For all Star Trek's flaws, the combat itself can actually be pretty good. There are enough options open to you - mostly via your multi-faceted tricorder - to make shoot-outs different enough from the common shooter herd. Ferreting around might reveal vents or tunnels that will help you flank the enemy. You can hack their flying drones and make them fight for you, rewire turrets to open fire on their handlers and even jam enemy weapons or remotely detonate their grenades. In terms of co-operative moves, there are no specific two-player combat options, but you can boost your partner's shields and weapons to help them through tricky stages.

Such abilities are unlocked via a rudimentary XP system, earned by scanning objects of interest, finding the obligatory audio logs or hacking key systems. It's a bare-bones offering, with a couple of genuinely useful upgrades but nothing that really encourages the player to explore or experiment.

It all adds up to a game that is never as good as it should be, nor as bad as it often seems

There are a couple of boss fights, but none require any specific tactics beyond keeping your distance and blasting away.
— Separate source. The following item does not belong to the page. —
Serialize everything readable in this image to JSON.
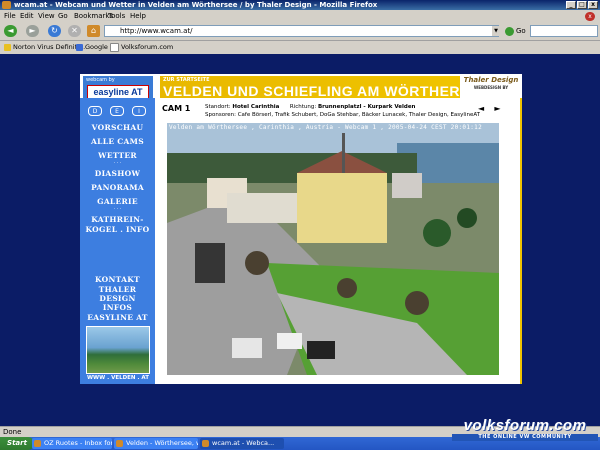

This is true of the game in general. There are some potentially interesting ideas hidden in the margins, and some were hinted at during early previews, but all seem to have been brushed aside as the game zeroed in on the homogeneous form needed to fit into a AAA box in 2013. How interesting the combat becomes depends almost entirely on your willingness to shake things up by trying new things, as the game itself - both in mission design and AI - never demands anything beyond the most basic point-and-shoot tactics. Make the effort and the experience overcomes its creaky foundations. Left to its own devices, it's depressingly content to be played as a vanilla blaster.

It all adds up to a game that is never as good as it should be, nor as bad as it often seems. Too much of the game design is fighting against itself, with clever ideas subservient to generic structure, strong writing weighed down by clunky production, rich combat held back by execution that never dares ask too much of the player. It requires patience and forgiveness to find it, but the good stuff is worth the effort.

Star Trek fans are most likely to make that effort, but also most likely to be irritated by the liberties the game takes with its source material in order to squeeze itself into the cover-based shooter template. When the music soars, the characters align and the combat gels, Star Trek becomes a rare movie game that rises above its peers and delivers something genuinely fun. It's only ever a partial success though, too bogged down by timid design and technical rough edges to really be the game that Trek deserves.